Effect of pro-oxidants on secreted embryonic alkaline phosphatase (SEAP) release in HEK-Blue null 1-v cells.
Cells were stimulated with MPLA (57 nM), PPC (1 µM), PDO (50 µM), or PN (1 mM) for 16 h. The SEAP levels in the cell supernatant were determined using Quanti-Blue with the absorbance was read at 650 nm. The data are presented as means ± SEM from at least 5 independent experiments.
Figure 7.
Percentage (%) responses in mechanical head withdrawal threshold (MHWT) to a von Frey filament following PPC-induced inflammation in the mouse masseter muscle at d0, d0.25, d1, d2 and d7.
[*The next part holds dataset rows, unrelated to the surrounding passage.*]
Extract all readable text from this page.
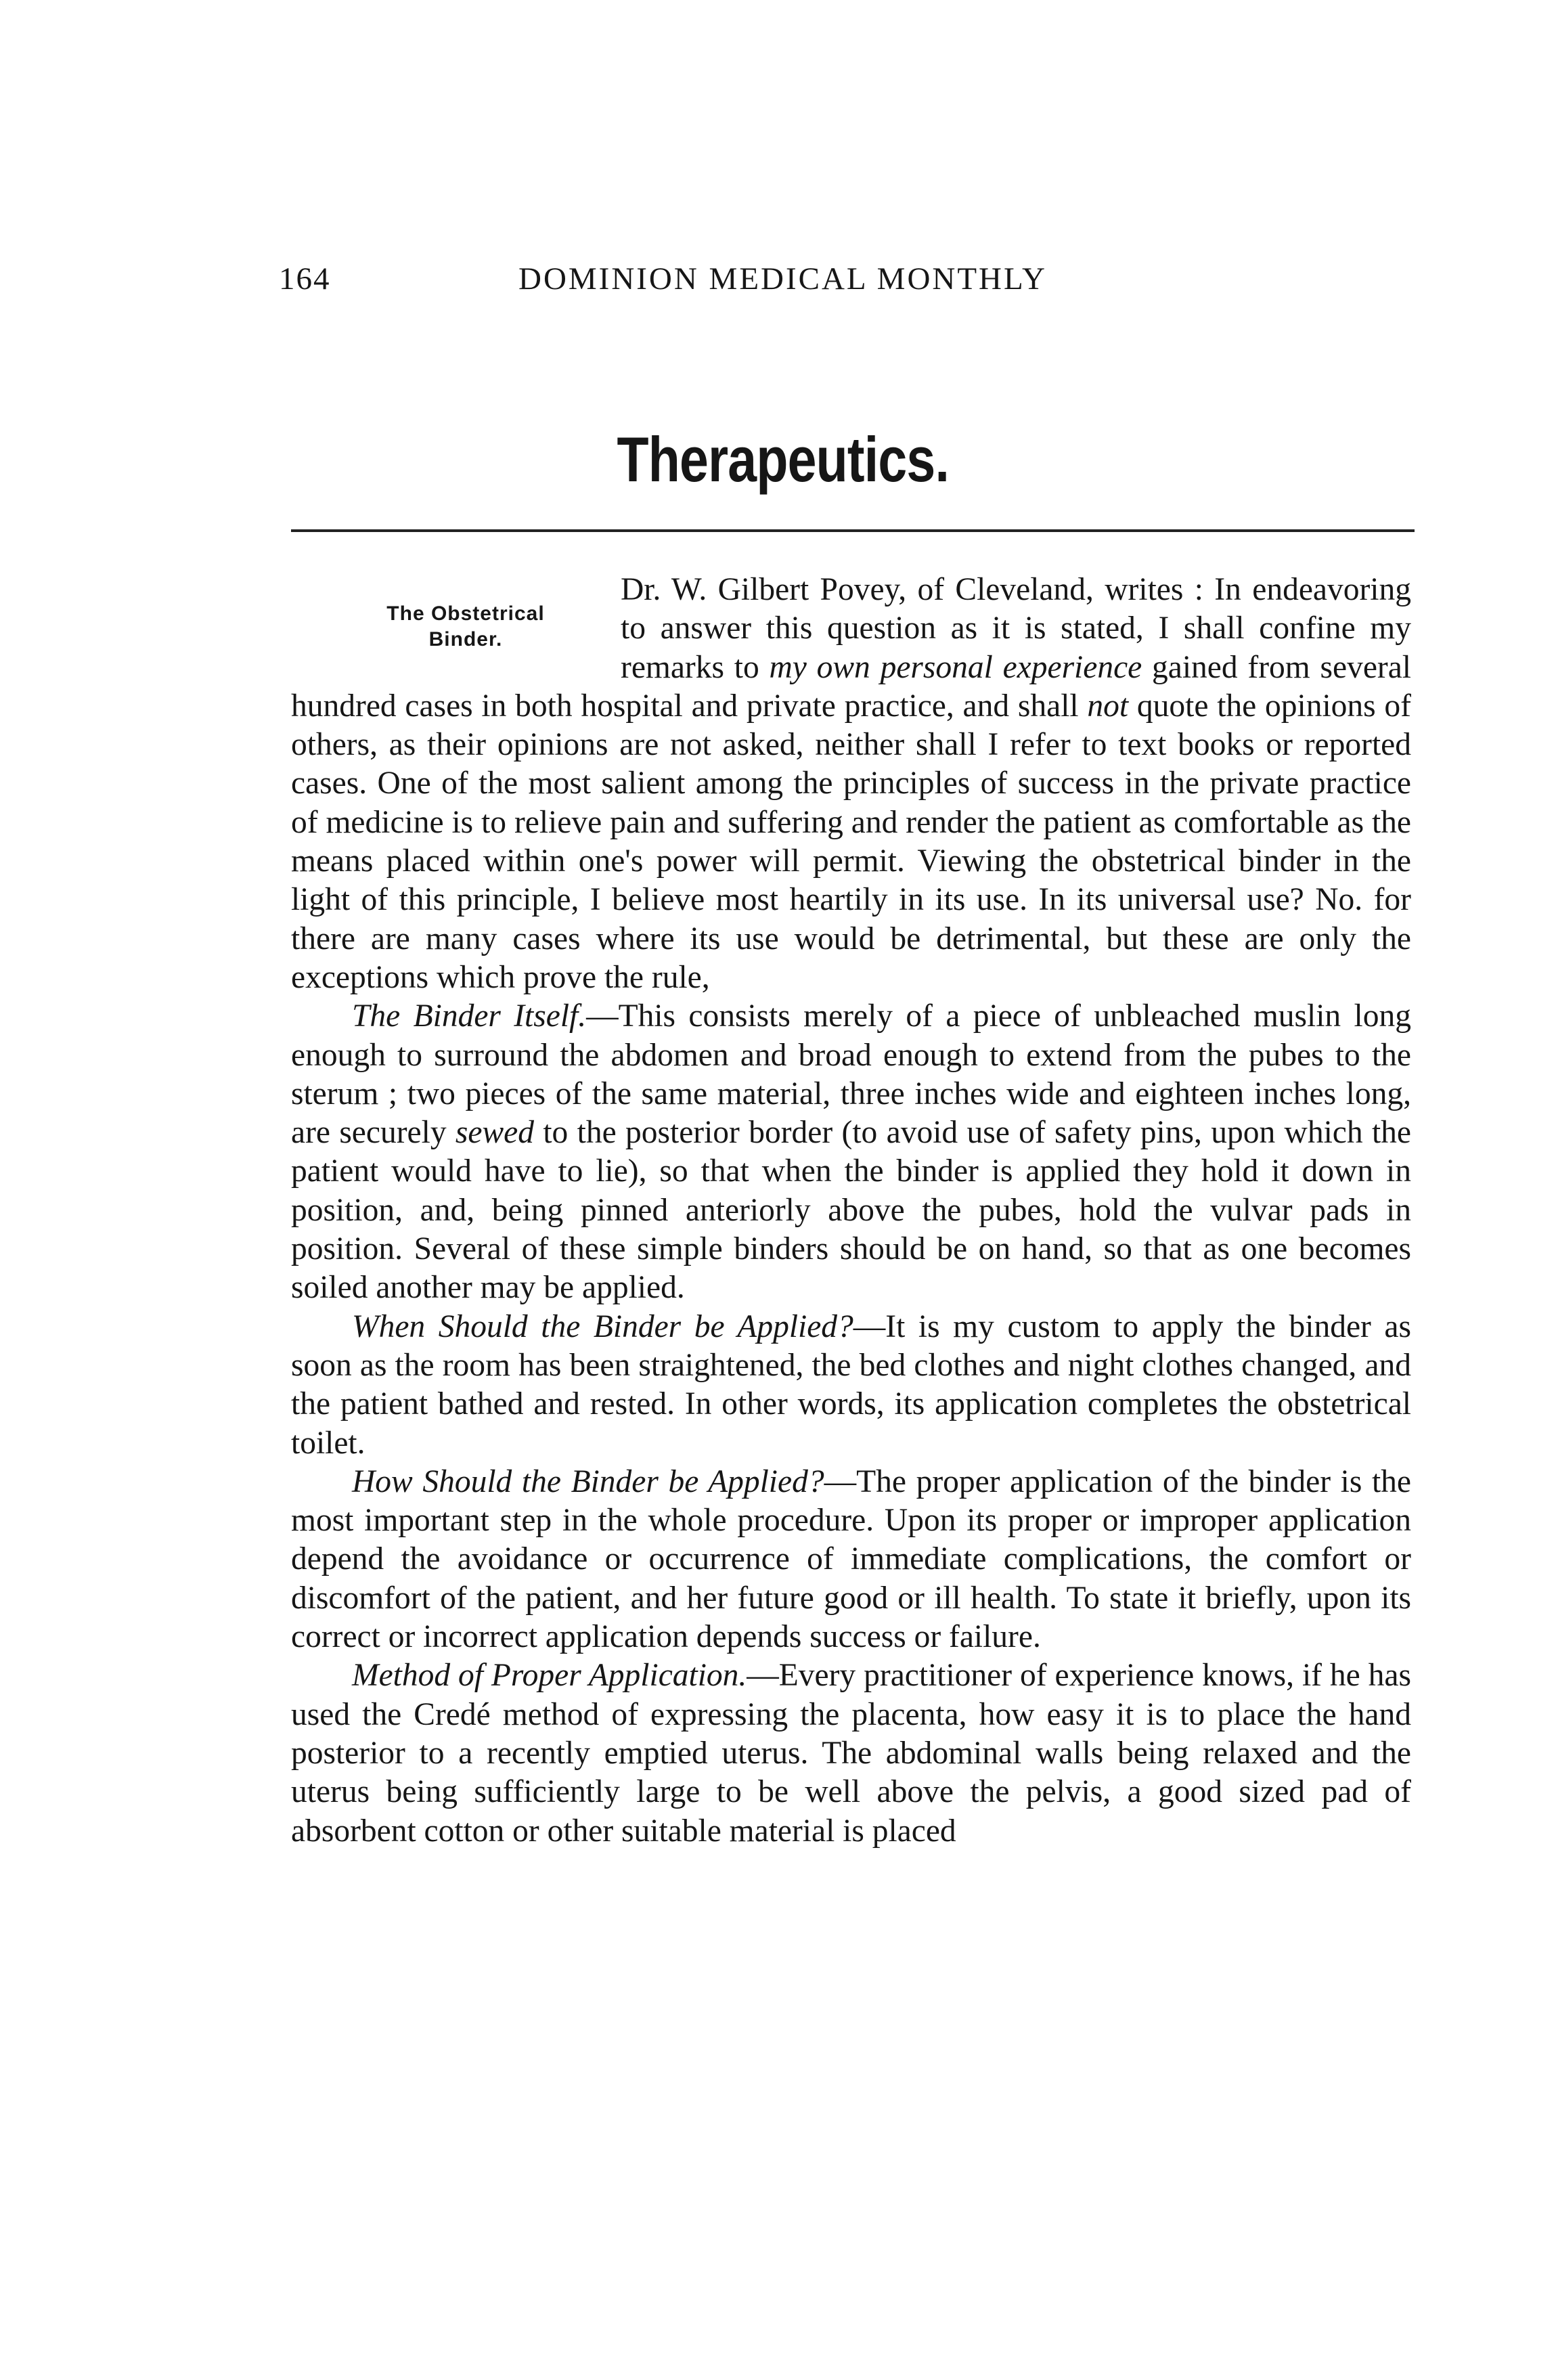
164	DOMINION MEDICAL MONTHLY
Therapeutics.
The Obstetrical
Binder.

Dr. W. Gilbert Povey, of Cleveland, writes : In endeavoring to answer this question as it is stated, I shall confine my remarks to my own personal experience gained from several hundred cases in both hospital and private practice, and shall not quote the opinions of others, as their opinions are not asked, neither shall I refer to text books or reported cases. One of the most salient among the principles of success in the private practice of medicine is to relieve pain and suffering and render the patient as comfortable as the means placed within one's power will permit. Viewing the obstetrical binder in the light of this principle, I believe most heartily in its use. In its universal use? No. for there are many cases where its use would be detrimental, but these are only the exceptions which prove the rule,

The Binder Itself.—This consists merely of a piece of unbleached muslin long enough to surround the abdomen and broad enough to extend from the pubes to the sterum ; two pieces of the same material, three inches wide and eighteen inches long, are securely sewed to the posterior border (to avoid use of safety pins, upon which the patient would have to lie), so that when the binder is applied they hold it down in position, and, being pinned anteriorly above the pubes, hold the vulvar pads in position. Several of these simple binders should be on hand, so that as one becomes soiled another may be applied.

When Should the Binder be Applied?—It is my custom to apply the binder as soon as the room has been straightened, the bed clothes and night clothes changed, and the patient bathed and rested. In other words, its application completes the obstetrical toilet.

How Should the Binder be Applied?—The proper application of the binder is the most important step in the whole procedure. Upon its proper or improper application depend the avoidance or occurrence of immediate complications, the comfort or discomfort of the patient, and her future good or ill health. To state it briefly, upon its correct or incorrect application depends success or failure.

Method of Proper Application.—Every practitioner of experience knows, if he has used the Credé method of expressing the placenta, how easy it is to place the hand posterior to a recently emptied uterus. The abdominal walls being relaxed and the uterus being sufficiently large to be well above the pelvis, a good sized pad of absorbent cotton or other suitable material is placed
[n = 5–9 mice/group; #p≤0.01 compared to all test groups; **p = 0.001 compared to [EUK-134 vehicle/NS] and [EUK-134 (10 nmol)/NS] groups; *p = ≤0.01 compare to [EUK-134 (10 nmol)/NS] on d1 and d7 [2-way ANOVA (group and time)/Fisher’s PLSD post hoc test].
Figure 8.
A representative masseter TLR4 expression levels in different treatment groups (A) at d7 after treatments with EUK-134 (10 nmol/mouse), NS and/or PPC (250 pmol/mouse).
The histograms (B) represent the optical density (OD) ratios of TLR4 immunoblot signals normalized to those of β-actin from the same test groups. The numbers in parenthesis in (B) are related to the immuno-blot signals in (A) [n = 5–6 mice/group; *p ≤ 0.01 compared with [EUK-134 (10 nmol)/NS]- and [EUK-134 vehicle/NS]-treated group; +p = 0.05 versus [EUK-134 vehicle/PPC] [1-way ANOVA/Fisher’s PLSD post hoc test].
Figure 9.
Masseter muscle tissue levels of (A) TNFα and (B) IL-1β at d7 following different treatments.
Values were normalized to total tissue protein levels. [n = 5–6 mice/group; *p≤0.01, **p≤0.001 compared with [EUK-134(10 nmol/mouse)/PPC]-treated group for each cytokine.